Biraz da kurgu diyelim, çünkü kafa karışıklığına doymadık
Amerika, II. Dünya Savaşı’nı kaybetmiş. Doğu yakası Nazi Almanyası’na, Batı yakası Japon İmparatorluğu’na bırakılmış. Ortada bir “nötr bölge” var ama nötr olduğu kadar tehlikeli; çünkü burada fikirler özgürce dolaşabiliyor. Kitabın karakterleri de bu üç alanda dağılmış durumda: bir antikacı, bir Japon yetkili, bir Nazi ajanı, bir Yahudi işçi, bir kadın, bir yazar ve bir… fal kitabı.
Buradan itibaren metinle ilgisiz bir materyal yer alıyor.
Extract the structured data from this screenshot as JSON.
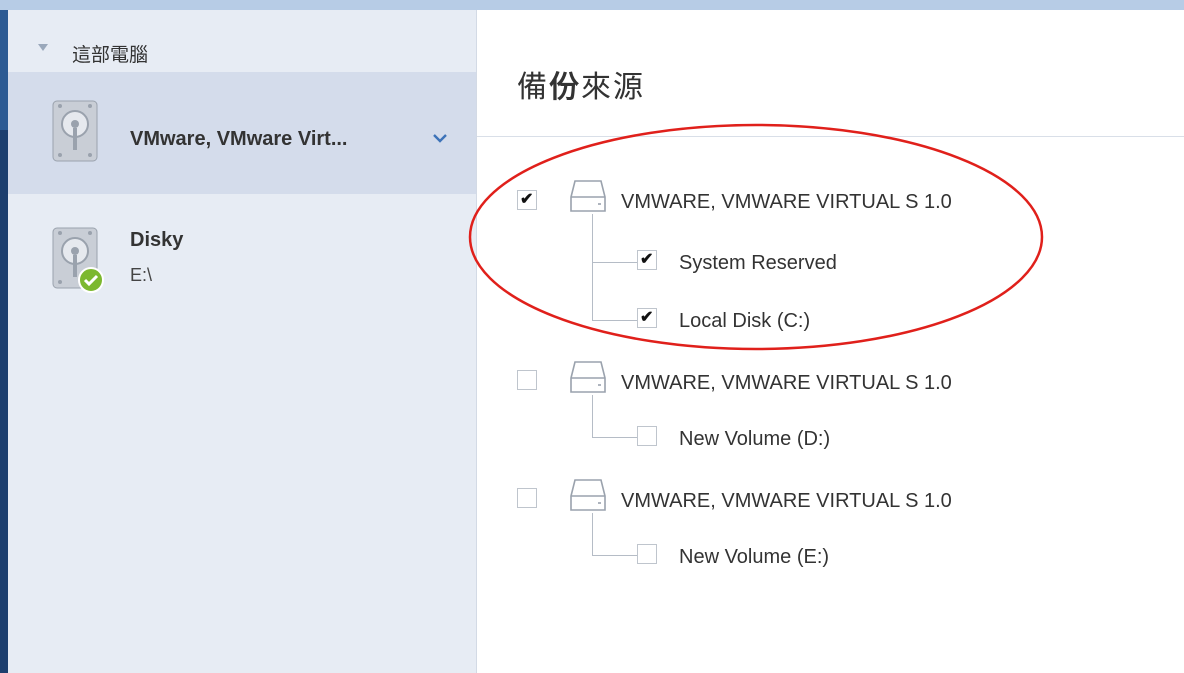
{
  "sidebar": {
    "tree_title": "這部電腦",
    "sources": [
      {
        "name": "VMware, VMware Virt...",
        "sub": "",
        "selected": true,
        "icon": "hard-drive-icon"
      },
      {
        "name": "Disky",
        "sub": "E:\\",
        "selected": false,
        "icon": "hard-drive-icon",
        "status": "ok-check-icon"
      }
    ]
  },
  "main": {
    "title_pre": "備",
    "title_bold": "份",
    "title_post": "來源",
    "disks": [
      {
        "label": "VMWARE, VMWARE VIRTUAL S 1.0",
        "checked": true,
        "volumes": [
          {
            "label": "System Reserved",
            "checked": true
          },
          {
            "label": "Local Disk (C:)",
            "checked": true
          }
        ]
      },
      {
        "label": "VMWARE, VMWARE VIRTUAL S 1.0",
        "checked": false,
        "volumes": [
          {
            "label": "New Volume (D:)",
            "checked": false
          }
        ]
      },
      {
        "label": "VMWARE, VMWARE VIRTUAL S 1.0",
        "checked": false,
        "volumes": [
          {
            "label": "New Volume (E:)",
            "checked": false
          }
        ]
      }
    ]
  },
  "colors": {
    "sidebar_bg": "#e7ecf4",
    "selected_bg": "#d4dceb",
    "annotation_red": "#e0201b",
    "status_green": "#7cb82f"
  }
}
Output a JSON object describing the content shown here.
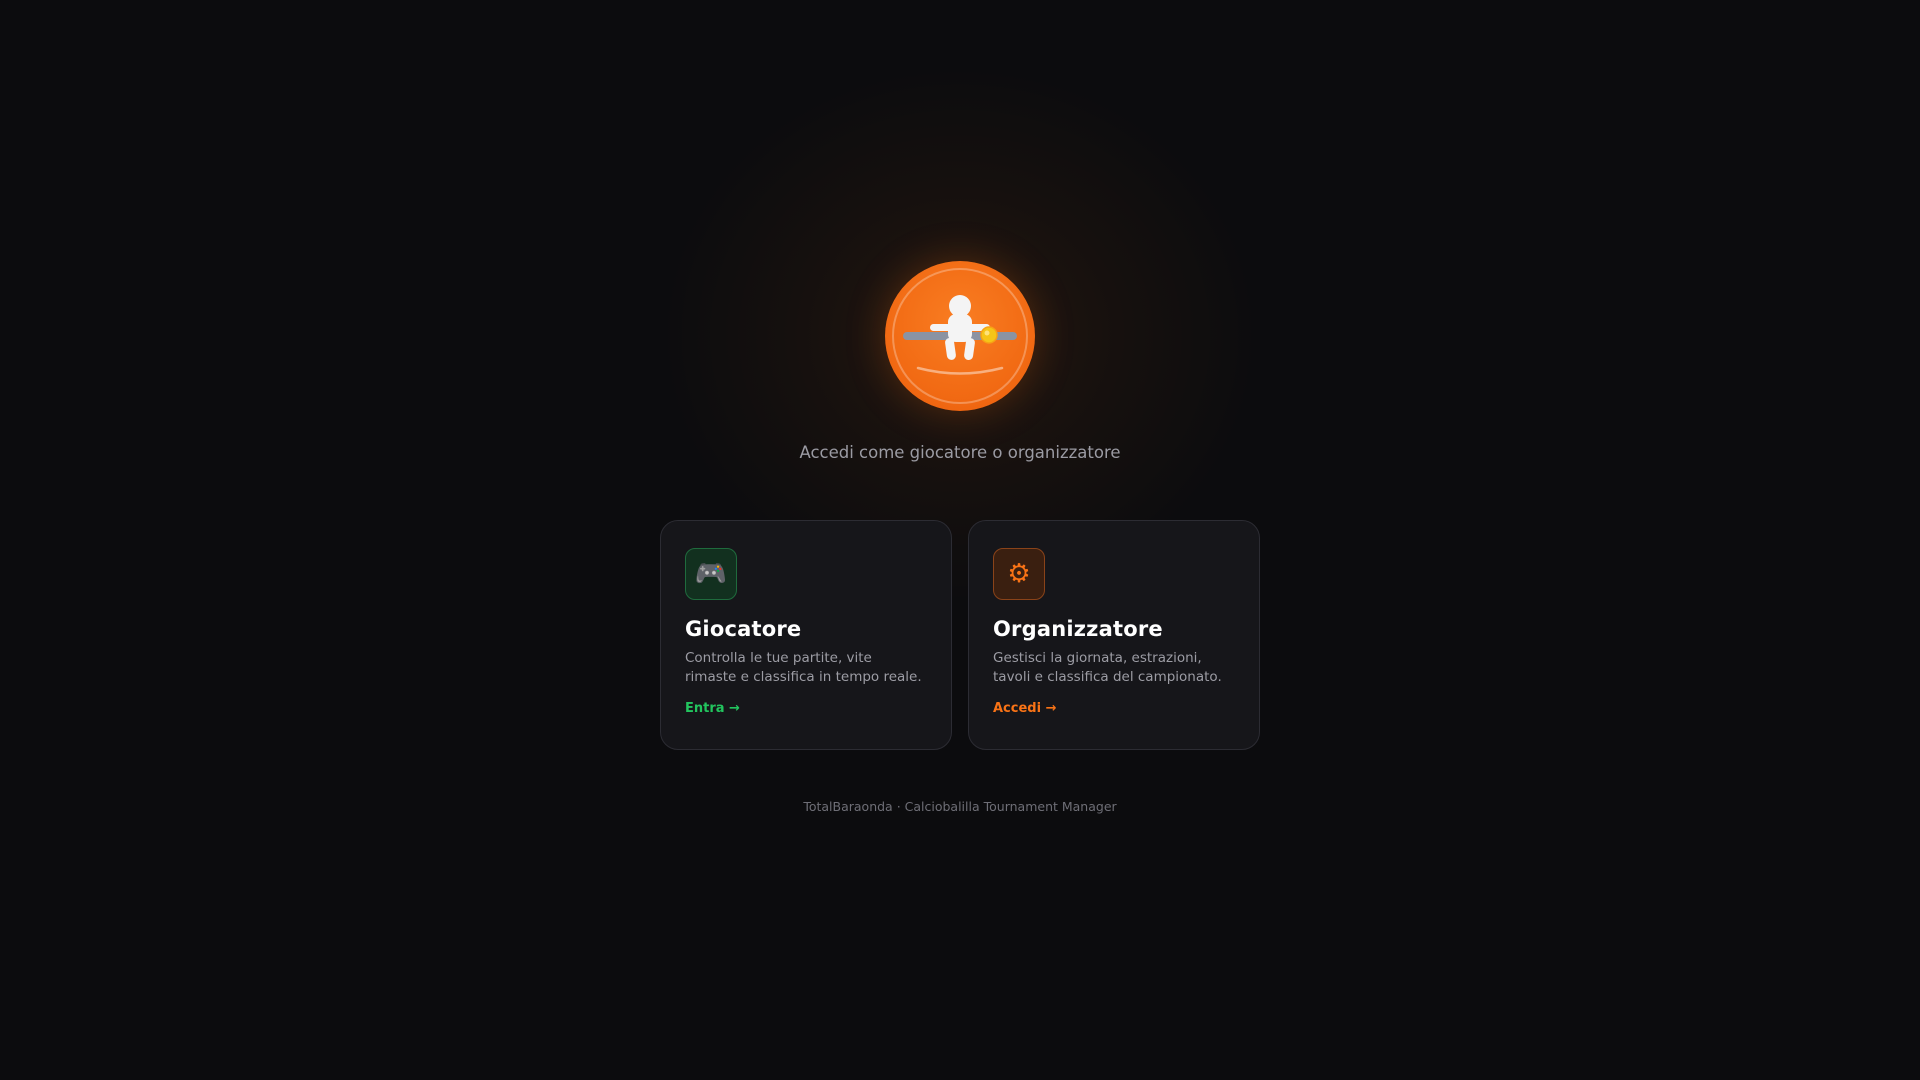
{
  "header": {
    "logo_icon": "foosball-player-logo",
    "subtitle": "Accedi come giocatore o organizzatore"
  },
  "cards": [
    {
      "icon": "gamepad-icon",
      "icon_glyph": "🎮",
      "title": "Giocatore",
      "description": "Controlla le tue partite, vite rimaste e classifica in tempo reale.",
      "link": "Entra →",
      "accent": "#22c55e"
    },
    {
      "icon": "gear-icon",
      "icon_glyph": "⚙",
      "title": "Organizzatore",
      "description": "Gestisci la giornata, estrazioni, tavoli e classifica del campionato.",
      "link": "Accedi →",
      "accent": "#f97316"
    }
  ],
  "footer": {
    "text": "TotalBaraonda · Calciobalilla Tournament Manager"
  },
  "colors": {
    "background": "#0c0c0e",
    "brand_orange": "#f97316",
    "green": "#22c55e"
  }
}
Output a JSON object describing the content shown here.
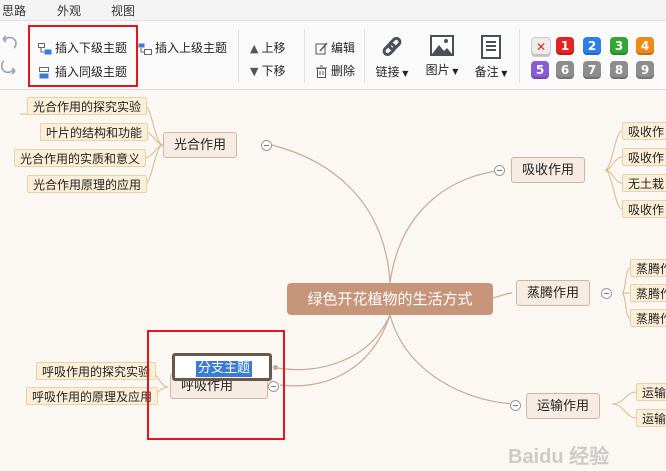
{
  "tabs": [
    "思路",
    "外观",
    "视图"
  ],
  "toolbar": {
    "insert_child": "插入下级主题",
    "insert_parent": "插入上级主题",
    "insert_sibling": "插入同级主题",
    "move_up": "上移",
    "move_down": "下移",
    "edit": "编辑",
    "delete": "删除",
    "link": "链接",
    "image": "图片",
    "note": "备注",
    "priorities_row1": [
      "✕",
      "1",
      "2",
      "3",
      "4"
    ],
    "priorities_row2": [
      "5",
      "6",
      "7",
      "8",
      "9"
    ]
  },
  "colors": {
    "priority": [
      "#e9e9e9",
      "#e42323",
      "#2f7fe8",
      "#33a733",
      "#f08a17",
      "#8a5ad8",
      "#8d8d8d",
      "#8d8d8d",
      "#8d8d8d",
      "#8d8d8d"
    ],
    "central": "#c7957a",
    "branch_line": "#c9a898",
    "highlight": "#e8141b"
  },
  "mindmap": {
    "central": "绿色开花植物的生活方式",
    "branches": {
      "photosynthesis": {
        "label": "光合作用",
        "leaves": [
          "光合作用的探究实验",
          "叶片的结构和功能",
          "光合作用的实质和意义",
          "光合作用原理的应用"
        ]
      },
      "absorption": {
        "label": "吸收作用",
        "leaves": [
          "吸收作",
          "吸收作",
          "无土栽",
          "吸收作"
        ]
      },
      "transpiration": {
        "label": "蒸腾作用",
        "leaves": [
          "蒸腾作",
          "蒸腾作",
          "蒸腾作"
        ]
      },
      "respiration": {
        "label": "呼吸作用",
        "leaves": [
          "呼吸作用的探究实验",
          "呼吸作用的原理及应用"
        ]
      },
      "transport": {
        "label": "运输作用",
        "leaves": [
          "运输",
          "运输"
        ]
      }
    },
    "editing_node": "分支主题"
  },
  "watermark": "Baidu 经验"
}
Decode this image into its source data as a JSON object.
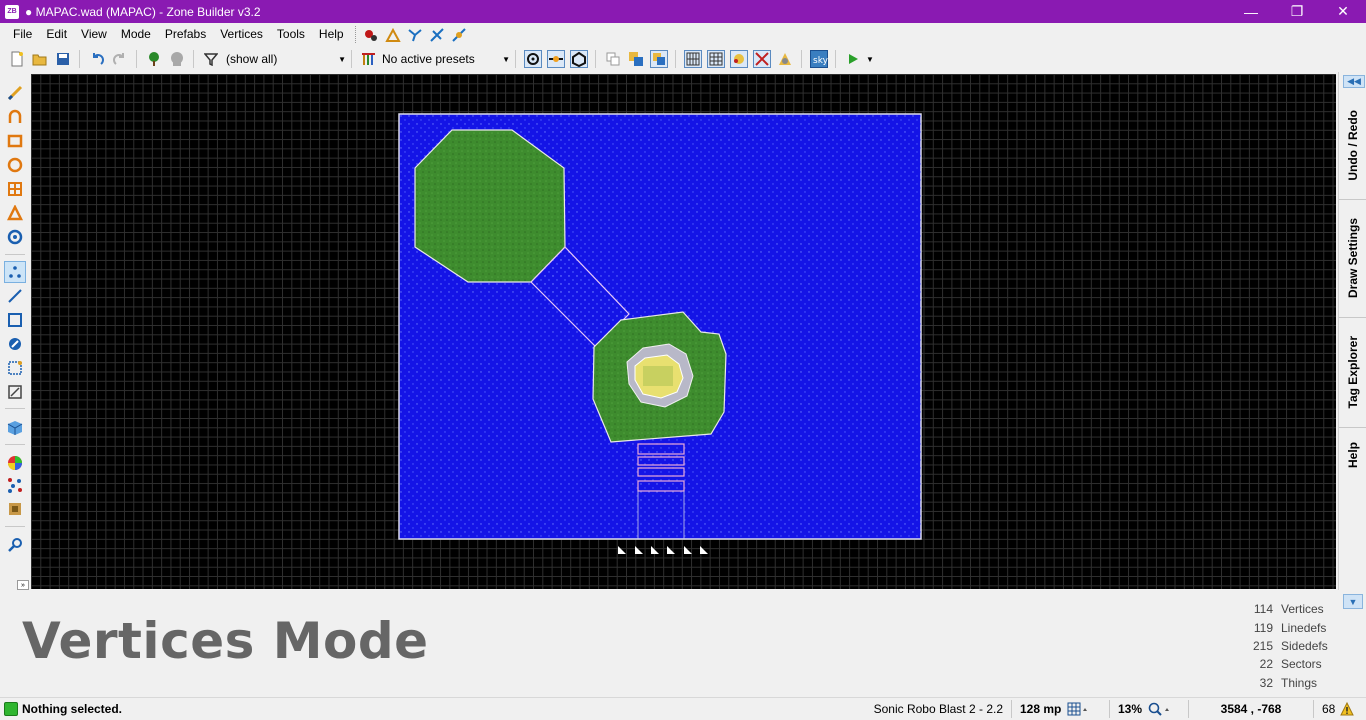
{
  "window": {
    "title": "● MAPAC.wad (MAPAC) - Zone Builder v3.2",
    "app_icon": "ZB",
    "minimize": "—",
    "restore": "❐",
    "close": "✕"
  },
  "menu": {
    "items": [
      "File",
      "Edit",
      "View",
      "Mode",
      "Prefabs",
      "Vertices",
      "Tools",
      "Help"
    ]
  },
  "toolbar": {
    "filter_label": "(show all)",
    "presets_label": "No active presets"
  },
  "dock": {
    "tabs": [
      "Undo / Redo",
      "Draw Settings",
      "Tag Explorer",
      "Help"
    ]
  },
  "info": {
    "mode_title": "Vertices Mode",
    "stats": [
      {
        "count": "114",
        "label": "Vertices"
      },
      {
        "count": "119",
        "label": "Linedefs"
      },
      {
        "count": "215",
        "label": "Sidedefs"
      },
      {
        "count": "22",
        "label": "Sectors"
      },
      {
        "count": "32",
        "label": "Things"
      }
    ]
  },
  "status": {
    "message": "Nothing selected.",
    "game": "Sonic Robo Blast 2 - 2.2",
    "grid": "128 mp",
    "zoom": "13%",
    "coords": "3584 , -768",
    "warnings": "68",
    "led_color": "#2fb52f"
  },
  "colors": {
    "title_bar": "#8a1ab2",
    "map_background": "#000000",
    "water_sector": "#1414e6",
    "grass_sector": "#3e8c2e",
    "center_yellow": "#e8e070"
  }
}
Evet, I Ching. Yani Çin kehanet kitabı. Karakterler, hayatlarında ne yapacaklarına karar verirken zar atmıyorlar – çubuk sallayıp kehanete başvuruyorlar. Sadece karakterler değil, Dick’in bizzat kendisi bile bu kitabı kullanarak romanın sahnelerini yazmış. “Ne saçmalık!” diyenlere: evet, bu saçmalığın içinde gizli bir mantık var. Ve bu, akıl yürütmeyle değil sezgiyle çalışan bir evren.
Juliana ve Özgürlüğün Hayaletleri
Juliana Frink, romanın belki de en az sistematik ama en çok sezgisel karakteri. Çünkü onun karakter yolculuğu, romanın merkezindeki büyük soruyu ateşliyor: Gerçek nedir? Juliana, bir noktada Yüksek Şatodaki Adamı – yani yeraltı romanını yazan Abendsen’i – bulmak üzere yola çıkıyor. Tıpkı okuyucunun da bu kitabı okurken gerçeğe ulaşmak için çıktığı ama asla ulaşamayacağı o sonsuz yürüyüş gibi.
Juliana’nın yaşadıkları sadece politik değil, aynı zamanda metafizik bir sorgulama. Kime güvenilir? Neyin gerçek olduğuna kim karar verir? Görünen mi önemlidir, görülemeyen mi?